The higher demand comes as hospitals struggle with staffing shortages, Wilson said. As a result, there are between 15 and 20 people in the waiting room at any given time, and wait times to be seen by an ER staffer have exceeded four hours. The percentage of people who leave the emergency department without being seen has also increased. Patients are often forced to wait on stretchers in hallways before they can be admitted.
“I often ask my peers, do you think there is an awareness in the public of how strained our health care system is? The answer is always no,” Wilson said.
Tufts Medical Center also said it has hit “Code Help” more times in the last month than in the past. The code signifies the hospital may have difficulty caring for the next critically ill patient, and requires administrators to be more strategic about which transfers they accept.
“When we’re there, other academic medical centers in Boston are in the same situation,” said Dr. Brien Barnewolt, chairman and chief of emergency medicine at Tufts.
Barnewolt said employees consider the hospital full when there are 320 to 330 admitted patients. At one point recently, Tufts had 380 patients. On several recent days, the 33-bed emergency department had 60 patients at one time.
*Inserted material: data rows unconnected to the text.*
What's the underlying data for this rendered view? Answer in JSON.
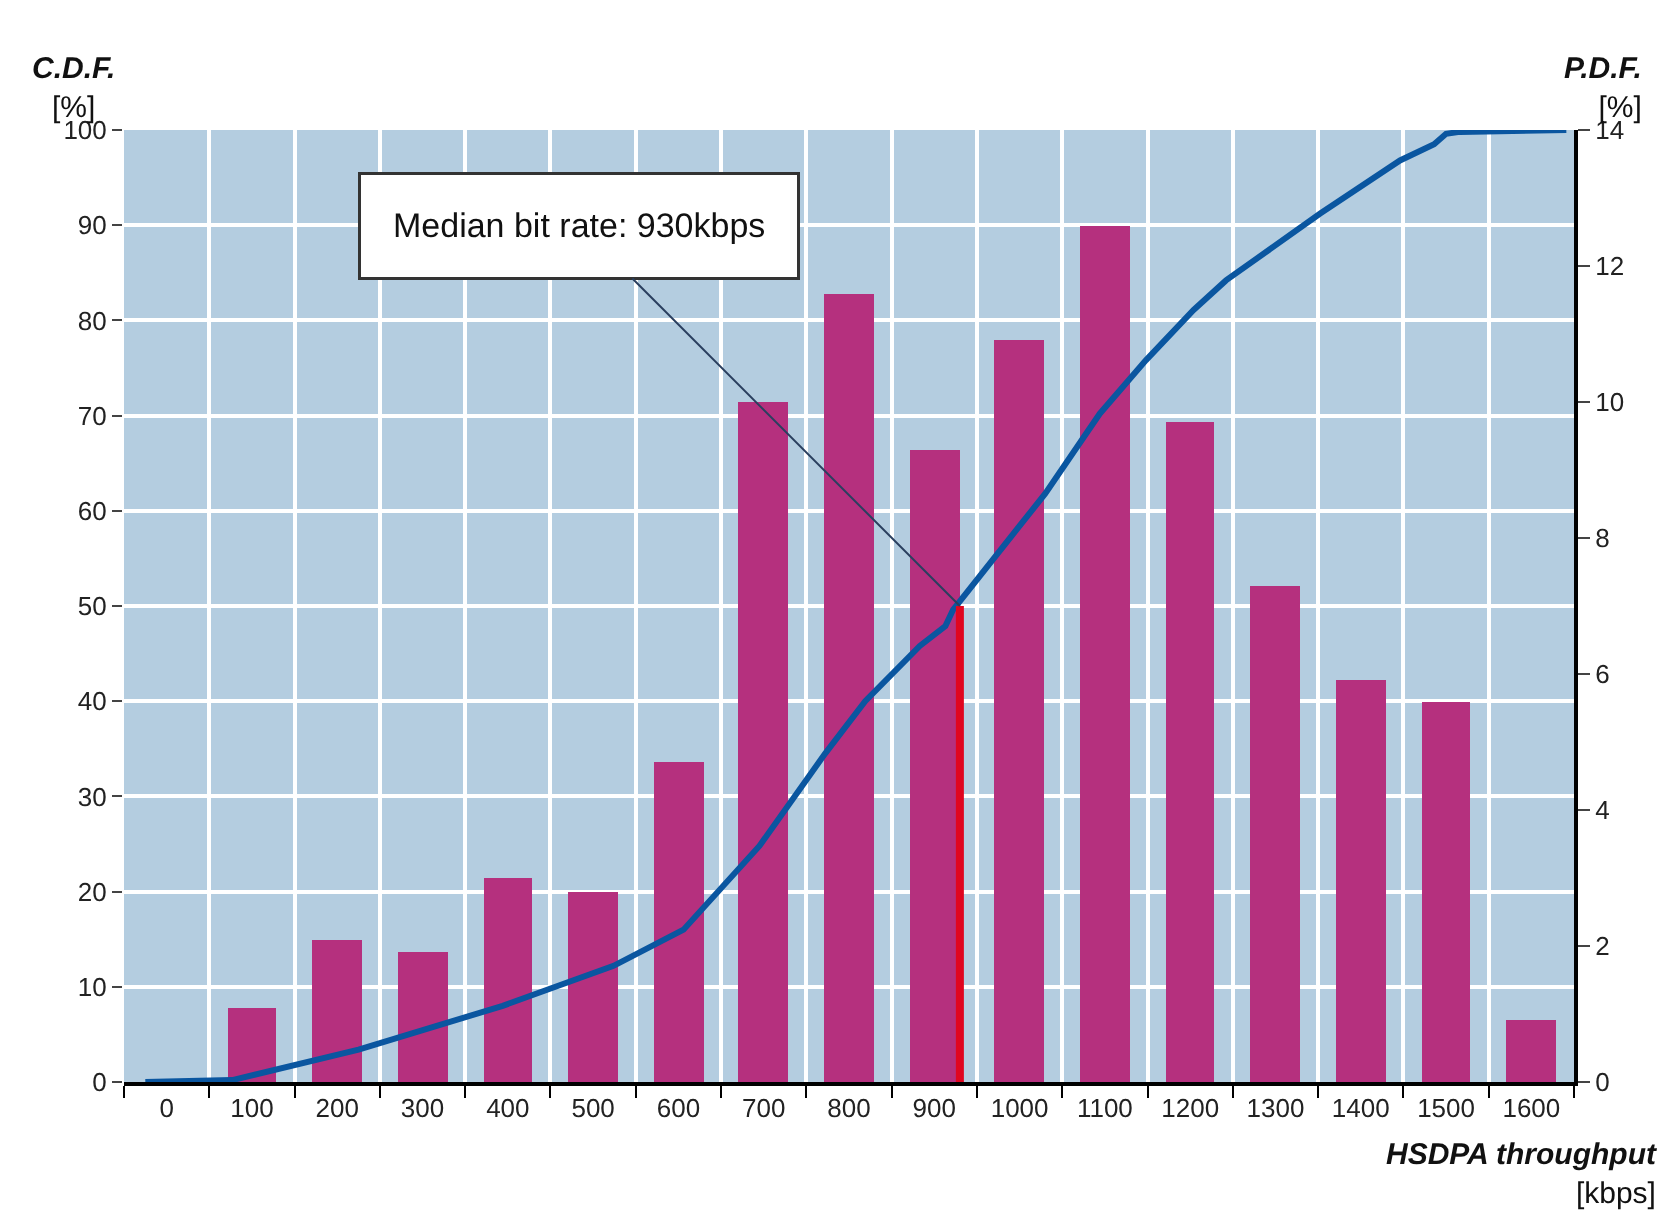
{
  "chart_data": {
    "type": "bar",
    "ylabel": "C.D.F.\n[%]",
    "y2label": "P.D.F.\n[%]",
    "xlabel": "HSDPA throughput\n[kbps]",
    "x": [
      100,
      200,
      300,
      400,
      500,
      600,
      700,
      800,
      900,
      1000,
      1100,
      1200,
      1300,
      1400,
      1500,
      1600
    ],
    "series": [
      {
        "axis": "y2",
        "color": "#b5307e",
        "values": [
          1.1,
          2.1,
          1.9,
          3.0,
          2.8,
          4.7,
          10.0,
          11.6,
          9.3,
          10.9,
          12.6,
          9.7,
          7.3,
          5.9,
          5.6,
          0.9
        ]
      },
      {
        "type": "line",
        "axis": "y",
        "color": "#0a56a0",
        "x": [
          -25,
          77,
          225,
          394,
          524,
          606,
          695,
          772,
          819,
          883,
          913,
          922,
          1030,
          1094,
          1148,
          1204,
          1242,
          1352,
          1446,
          1486,
          1500,
          1516,
          1641
        ],
        "values": [
          0,
          0.2,
          3.4,
          8,
          12.2,
          16,
          24.8,
          34.5,
          40,
          45.8,
          47.9,
          49.6,
          61.8,
          70.2,
          75.8,
          81.1,
          84.2,
          91.2,
          96.8,
          98.5,
          99.6,
          99.8,
          100
        ]
      },
      {
        "type": "line",
        "axis": "y",
        "color": "#e0061f",
        "x": [
          930,
          930
        ],
        "values": [
          0,
          50
        ]
      }
    ],
    "annotations": [
      {
        "text": "Median bit rate: 930kbps",
        "x": 930,
        "y": 50
      }
    ],
    "xlim": [
      -50,
      1650
    ],
    "xticks": [
      0,
      100,
      200,
      300,
      400,
      500,
      600,
      700,
      800,
      900,
      1000,
      1100,
      1200,
      1300,
      1400,
      1500,
      1600
    ],
    "ylim": [
      0,
      100
    ],
    "yticks": [
      0,
      10,
      20,
      30,
      40,
      50,
      60,
      70,
      80,
      90,
      100
    ],
    "y2lim": [
      0,
      14
    ],
    "y2ticks": [
      0,
      2,
      4,
      6,
      8,
      10,
      12,
      14
    ],
    "grid": true
  }
}
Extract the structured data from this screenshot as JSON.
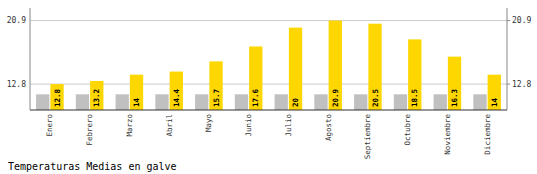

COVID is also causing absences among workers that are compounding staff shortages, Barnewolt said. That’s required Tufts to get creative with scheduling, such as delaying some elective procedures during peak periods.
And like other hospitals, Tufts is trying to move less-sick patients to community hospitals.
“It’s trying to get through the crisis of the day,” Barnewolt said.
At Baystate Medical Center in Springfield, Artenstein said patient volumes hit critical overcapacity levels in late May, causing backups in the emergency department. There were days in the last few weeks when there were 50 to 60 people in the emergency department waiting for an inpatient bed.
Outreach is a big part of Baystate’s response; it’s urging residents to come to the emergency room only for emergencies, and encouraging people to perform COVID testing at home and use the state’s telehealth hot line for Paxlovid prescriptions.
“There’s only so much we can do,” he said.